Cette recension a été publiée dans le numéro d’été de Politique étrangère (n° 2/2019). Rémy Hémez propose une analyse de l’ouvrage de Austin Carson, Secret Wars: Covert Conflicts in International Politics (Princeton University Press, 2018, 344 pages).

Austin Carson, professeur assistant de science politique à l’université de Chicago, conduit une analyse systématique de la manière dont les grandes puissances participent secrètement à des guerres. S’appuyant notamment sur sa thèse de 2013, Secrecy, Acknowledgement, and War Escalation: A Study in Covert Competition, il met en avant un schéma récurrent de comportement depuis 1936, et le théorise dans deux premiers chapitres solides – peut-être trop académiques.

Pour l’auteur, les changements politiques et technologiques auraient rendu les conflits majeurs totalement improductifs pour les États, d’où une préoccupation permanente pour la limitation des guerres. Cette préoccupation constituerait la première motivation des interventions secrètes – lorsqu’une puissance extérieure n’admet pas officiellement son implication dans un conflit, et fournit discrètement de l’aide à un belligérant –, mais aussi de la « connivence » éventuelle d’une puissance adverse disposant de renseignements sur cette intervention « secrète » sans pour autant qu’elle les rende publics. Les adversaires coopèrent ainsi de façon tacite pour contrôler l’escalade.

Ce schéma de secret et de connivence répond aussi à la problématique, en interne, de la gestion des va-t-en-guerre et, en externe, à celle des difficultés de communication et de compréhension entre puissances. Cacher une intervention réduit la portée des réactions des bellicistes. Mais puisque cette intervention sera forcément détectée par les autres grandes puissances, elle donne à la fois un signal de résolution et de retenue. Pour Austin Carson, la « guerre secrète » se serait développée après la Première Guerre mondiale, qui a démontré le coût exorbitant d’un conflit majeur. De plus, certaines percées technologiques de la même époque, comme l’aviation ou les sous-marins, facilitent l’« anonymisation des forces armées ». La « guerre secrète » est testée dans l’entre-deux-guerres, entre autres avec l’intervention américaine dans la guerre civile russe.

L’auteur confronte sa théorie à quatre conflits : la guerre civile d’Espagne, la guerre de Corée, la guerre du Vietnam, et l’occupation soviétique de l’Afghanistan. Pour chaque cas d’étude, sont d’abord exposées les raisons qui ont poussé à choisir une intervention secrète ou déclarée. Dans un deuxième temps, on rend compte de ce qui a convaincu la grande puissance adverse de ne pas mettre au jour cette intervention, pourtant découverte. Des archives, dont certaines récemment déclassifiées, sont utilisées pour chaque exemple.
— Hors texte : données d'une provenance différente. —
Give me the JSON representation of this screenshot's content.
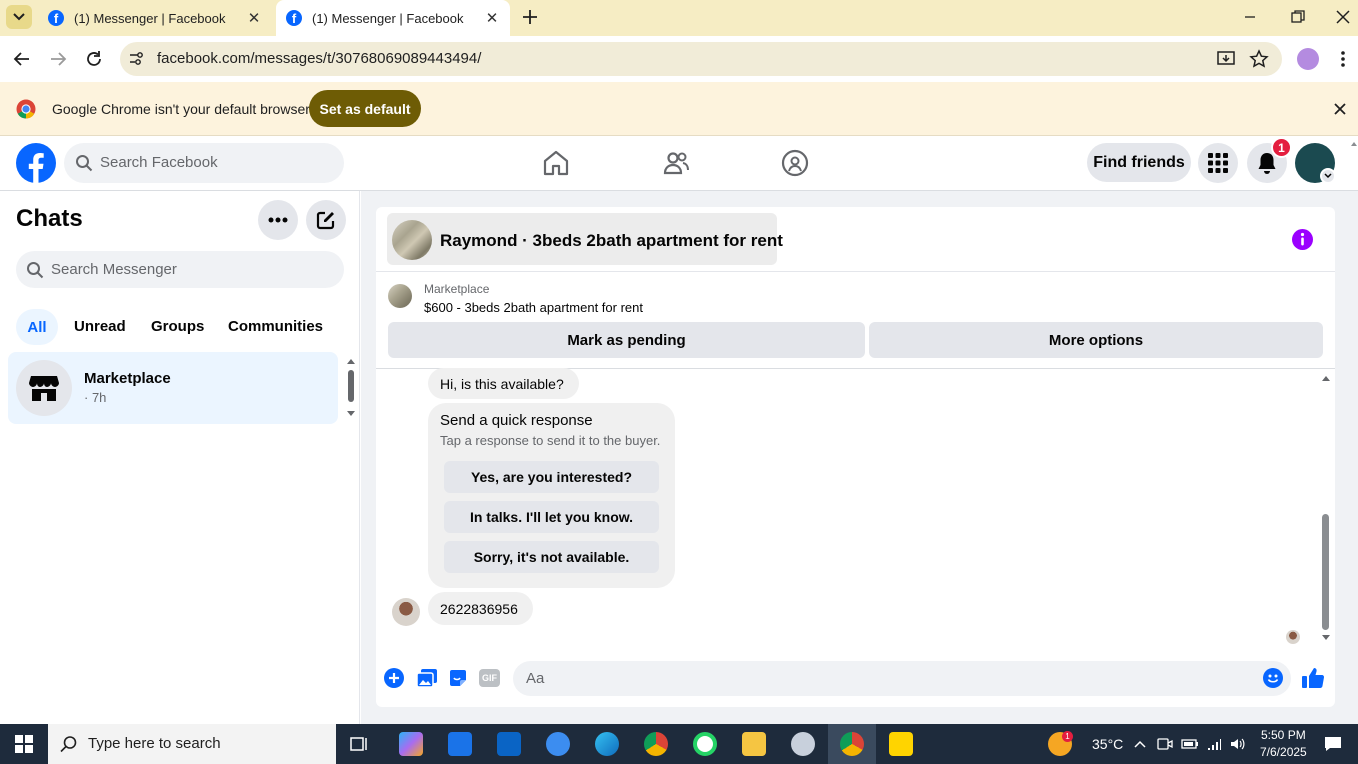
{
  "browser": {
    "tabs": [
      {
        "title": "(1) Messenger | Facebook"
      },
      {
        "title": "(1) Messenger | Facebook"
      }
    ],
    "url": "facebook.com/messages/t/30768069089443494/",
    "infobar": {
      "message": "Google Chrome isn't your default browser",
      "button": "Set as default"
    }
  },
  "facebook": {
    "search_placeholder": "Search Facebook",
    "find_friends": "Find friends",
    "notification_count": "1"
  },
  "chats": {
    "title": "Chats",
    "search_placeholder": "Search Messenger",
    "filters": [
      "All",
      "Unread",
      "Groups",
      "Communities"
    ],
    "active_filter": "All",
    "items": [
      {
        "name": "Marketplace",
        "time": "· 7h"
      }
    ]
  },
  "conversation": {
    "title": "Raymond · 3beds 2bath apartment for rent",
    "listing": {
      "source": "Marketplace",
      "summary": "$600 - 3beds 2bath apartment for rent"
    },
    "actions": {
      "mark_pending": "Mark as pending",
      "more_options": "More options"
    },
    "messages": [
      {
        "text": "Hi, is this available?"
      },
      {
        "text": "2622836956"
      }
    ],
    "quick_response": {
      "title": "Send a quick response",
      "subtitle": "Tap a response to send it to the buyer.",
      "options": [
        "Yes, are you interested?",
        "In talks. I'll let you know.",
        "Sorry, it's not available."
      ]
    },
    "composer_placeholder": "Aa"
  },
  "taskbar": {
    "search_placeholder": "Type here to search",
    "temperature": "35°C",
    "weather_badge": "1",
    "time": "5:50 PM",
    "date": "7/6/2025"
  },
  "colors": {
    "facebook_blue": "#0866ff",
    "chrome_frame": "#f6edc4",
    "set_default_button": "#6e5c05"
  }
}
Elles permettent notamment de jeter un regard neuf sur l’intervention aérienne de Moscou dans le conflit coréen, détectée dès 1951 par les Américains mais jamais révélée dans les médias à l’époque. Elle a pourtant concerné 40 000 à 70 000 militaires soviétiques déployés dans la péninsule sur toute la durée de la guerre, dont 26 000 rien qu’en 1951-1952. À la fin de l’ouvrage, et pour confronter sa théorie à un cas plus récent, l’auteur revient en quelques pages sur l’intervention secrète iranienne en Irak entre 2003 et 2011.

Austin Carson propose ici une grille d’analyse originale sur le côté secret des guerres modernes, offrant une perspective renouvelée sur la manière dont les responsables politiques des grandes puissances utilisent les interventions secrètes pour limiter les conflits.